Research As A Service (RAAS)

This collection of pages describes commercial offering of selected data as a service. Before embarking on starting a business in this area, please read Microbiome Startup for the business challenges.

See these pages for general information.

Simplest Implementation

  • From the sample obtain the following information
    • NCBI Taxon Number (no need for names) for the bacteria
    • Percentage of the sample
    • Percentile rank against a reference population (for those reporting some of this bacteria)
  • Optional Data
    • NCBI Taxon number and the percentage range deemed to be normal (needing no correction)
  • Sent this data to the API in a REST call as JSON
  • The response will consist of a list of modifiers number and the estimated weight (positive helps, negative hurts)

On the client side:

  • The bacteria names shown are those picked by the client
  • The modifier names shown are those picked by the client
    • Modifiers are excluded or included based on client preferences
    • Example: Only products that the client sells as a side business.

An overview of issues to be considered with roll-your-own.

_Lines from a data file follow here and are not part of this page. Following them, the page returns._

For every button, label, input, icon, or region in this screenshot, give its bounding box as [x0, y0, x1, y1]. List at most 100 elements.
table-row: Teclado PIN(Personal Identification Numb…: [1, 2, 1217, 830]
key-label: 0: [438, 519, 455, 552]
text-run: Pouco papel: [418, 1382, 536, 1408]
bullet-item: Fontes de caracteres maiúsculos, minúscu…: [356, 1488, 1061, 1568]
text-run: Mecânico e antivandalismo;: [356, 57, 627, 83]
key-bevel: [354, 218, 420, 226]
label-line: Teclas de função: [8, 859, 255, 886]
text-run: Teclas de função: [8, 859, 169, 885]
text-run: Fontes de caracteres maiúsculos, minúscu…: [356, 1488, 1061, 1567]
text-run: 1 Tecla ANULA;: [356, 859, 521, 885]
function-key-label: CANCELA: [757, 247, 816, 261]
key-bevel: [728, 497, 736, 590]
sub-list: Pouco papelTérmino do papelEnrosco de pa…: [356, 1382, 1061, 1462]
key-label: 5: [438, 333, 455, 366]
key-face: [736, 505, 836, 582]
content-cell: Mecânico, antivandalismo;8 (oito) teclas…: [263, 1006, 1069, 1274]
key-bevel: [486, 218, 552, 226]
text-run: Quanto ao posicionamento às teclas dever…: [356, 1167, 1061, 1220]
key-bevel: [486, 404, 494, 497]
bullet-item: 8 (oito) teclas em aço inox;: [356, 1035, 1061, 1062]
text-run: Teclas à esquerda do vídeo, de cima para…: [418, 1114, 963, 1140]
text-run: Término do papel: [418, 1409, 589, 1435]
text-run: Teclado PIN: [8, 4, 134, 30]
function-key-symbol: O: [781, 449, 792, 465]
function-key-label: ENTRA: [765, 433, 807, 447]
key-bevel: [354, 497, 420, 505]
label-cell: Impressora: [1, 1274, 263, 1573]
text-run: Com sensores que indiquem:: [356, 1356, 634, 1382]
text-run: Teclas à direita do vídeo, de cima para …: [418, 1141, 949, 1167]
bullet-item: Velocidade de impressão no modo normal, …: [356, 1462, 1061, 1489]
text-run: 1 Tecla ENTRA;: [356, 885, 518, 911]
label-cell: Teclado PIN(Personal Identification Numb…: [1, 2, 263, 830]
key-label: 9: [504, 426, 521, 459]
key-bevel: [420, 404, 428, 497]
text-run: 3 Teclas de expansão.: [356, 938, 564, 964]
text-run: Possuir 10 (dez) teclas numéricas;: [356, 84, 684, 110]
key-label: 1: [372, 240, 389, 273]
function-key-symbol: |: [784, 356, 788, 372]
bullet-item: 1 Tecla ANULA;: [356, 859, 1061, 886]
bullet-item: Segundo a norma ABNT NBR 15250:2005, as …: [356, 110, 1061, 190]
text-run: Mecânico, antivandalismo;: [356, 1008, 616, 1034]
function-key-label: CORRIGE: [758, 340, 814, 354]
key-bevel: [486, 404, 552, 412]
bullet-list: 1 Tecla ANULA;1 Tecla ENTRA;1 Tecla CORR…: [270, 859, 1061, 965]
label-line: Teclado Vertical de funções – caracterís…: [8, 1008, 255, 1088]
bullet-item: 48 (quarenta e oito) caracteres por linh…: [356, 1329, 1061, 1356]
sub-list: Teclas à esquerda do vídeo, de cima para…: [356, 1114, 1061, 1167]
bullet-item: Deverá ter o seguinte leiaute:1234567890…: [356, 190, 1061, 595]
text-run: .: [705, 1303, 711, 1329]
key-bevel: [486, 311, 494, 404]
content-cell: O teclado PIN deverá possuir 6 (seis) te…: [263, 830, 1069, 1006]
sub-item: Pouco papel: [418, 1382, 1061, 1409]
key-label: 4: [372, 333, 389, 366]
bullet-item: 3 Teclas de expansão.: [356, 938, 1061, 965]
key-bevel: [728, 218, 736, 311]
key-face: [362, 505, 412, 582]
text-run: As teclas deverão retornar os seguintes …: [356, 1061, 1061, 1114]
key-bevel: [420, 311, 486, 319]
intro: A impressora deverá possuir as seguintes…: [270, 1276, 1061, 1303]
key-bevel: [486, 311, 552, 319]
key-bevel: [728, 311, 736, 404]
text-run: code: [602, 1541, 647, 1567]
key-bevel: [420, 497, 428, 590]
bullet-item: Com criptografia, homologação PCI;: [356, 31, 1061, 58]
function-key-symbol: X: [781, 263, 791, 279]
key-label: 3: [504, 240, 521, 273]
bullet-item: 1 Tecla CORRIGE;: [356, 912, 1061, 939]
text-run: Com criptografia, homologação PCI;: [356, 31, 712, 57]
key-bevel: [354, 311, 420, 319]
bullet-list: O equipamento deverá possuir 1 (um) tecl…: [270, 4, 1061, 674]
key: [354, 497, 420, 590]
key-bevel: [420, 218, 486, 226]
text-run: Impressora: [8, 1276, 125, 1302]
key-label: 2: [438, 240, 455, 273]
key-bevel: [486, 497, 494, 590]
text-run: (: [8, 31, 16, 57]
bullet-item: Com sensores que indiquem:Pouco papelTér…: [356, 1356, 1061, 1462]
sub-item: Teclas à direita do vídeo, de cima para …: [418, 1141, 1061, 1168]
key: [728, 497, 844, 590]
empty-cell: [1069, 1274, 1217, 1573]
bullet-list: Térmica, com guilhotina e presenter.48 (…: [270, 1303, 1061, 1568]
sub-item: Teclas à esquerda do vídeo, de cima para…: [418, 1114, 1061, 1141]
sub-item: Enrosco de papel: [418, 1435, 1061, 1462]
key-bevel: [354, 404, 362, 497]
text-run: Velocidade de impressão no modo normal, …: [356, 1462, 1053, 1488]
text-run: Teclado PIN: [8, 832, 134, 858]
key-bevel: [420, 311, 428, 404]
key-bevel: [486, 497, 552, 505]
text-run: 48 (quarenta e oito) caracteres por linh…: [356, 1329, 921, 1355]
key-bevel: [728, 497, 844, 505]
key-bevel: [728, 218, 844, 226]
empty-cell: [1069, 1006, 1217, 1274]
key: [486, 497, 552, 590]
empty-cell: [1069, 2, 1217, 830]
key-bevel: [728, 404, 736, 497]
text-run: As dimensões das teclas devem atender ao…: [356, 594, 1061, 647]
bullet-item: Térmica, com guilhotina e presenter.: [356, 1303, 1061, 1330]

Citation Extraction Process

This video demonstrates the process that is done at least once a month to keep the data current. It is not intended to discover 100% of possible citations, rather just a very high percentage.

Citations Overview

Information on citations are usually given as shown below for an item that modifies a bacteria. The basis of citations are always:

  • id — our internal identifier, numeric
  • name — this is the common name that we are using, there is an API that will give alternative names
  • doi — Digital Object Identifier System
  • url — the url to the source or a summary. Note that some url may be behind paywalls or have moved.
 {
                    "id": 40,
                    "name": "berberine",
                    "citations": [
                        {
                            "id": 143,
                            "url": "https://pubmed.ncbi.nlm.nih.gov/26923892",
                            "doi": "0161903/AIM.008",
                            "logic": "Direct",
                            "impact": 1
                        },
                        {
                            "id": 283,
                            "url": "https://pubmed.ncbi.nlm.nih.gov/28447763",
                            "doi": "10.3892/mmr.2017.6321",
                            "logic": "Direct",
                            "impact": -1
                        }
                    ]
                },

Modifier Context

Citations in the context of a bacteria being specified too high or too low may include

  • Impact:
    • 1 – shifts towards medium
    • -1 – shifts away from medium
    • 0 – no impact (rarely reported)
  • Logic: Indicates the logic connecting See Taxonomy Inference with the Microbiome
    • Direct (C) – this bacteria is explicitly Cited in the source
    • Children Impacted (D) – Descendents
    • Parent Impacted (P) – the hierarchy layer above the bacteria is impacted

The above only applies to the lowest levels of the taxonomy hierarchy as shown in the table below. Note that some items impacts only some species of a genus – a study may report that the genus changes. we cannot be certain that every species will be impacted. In our internal algorithm we diminish the expected impact of items that are not Direct to reflect this uncertainty.

StrainSpecies, Subspecies, species group, species subgroupGenus, Subgenus
Impact StrainC– DirectP
Impact SpeciesDC– DirectP
Impacts GenusDC – Direct

In a few cases (where there is an absence of data), we may apply this to Family following the maxim “Poor data is better than no data”.

LogicFacts
C92,289
D1,738,971
P9,324

For PubMed items, there is C# core sample code on GitHub that will allow you to obtain a summary of each article. Please note that the information may be coming from any of the following:

  • The Summary
  • The full article
  • Appendix to the full article (example CSV files, Excel files, word documents etc)
  • Charts or tables (rendered as images) from the article.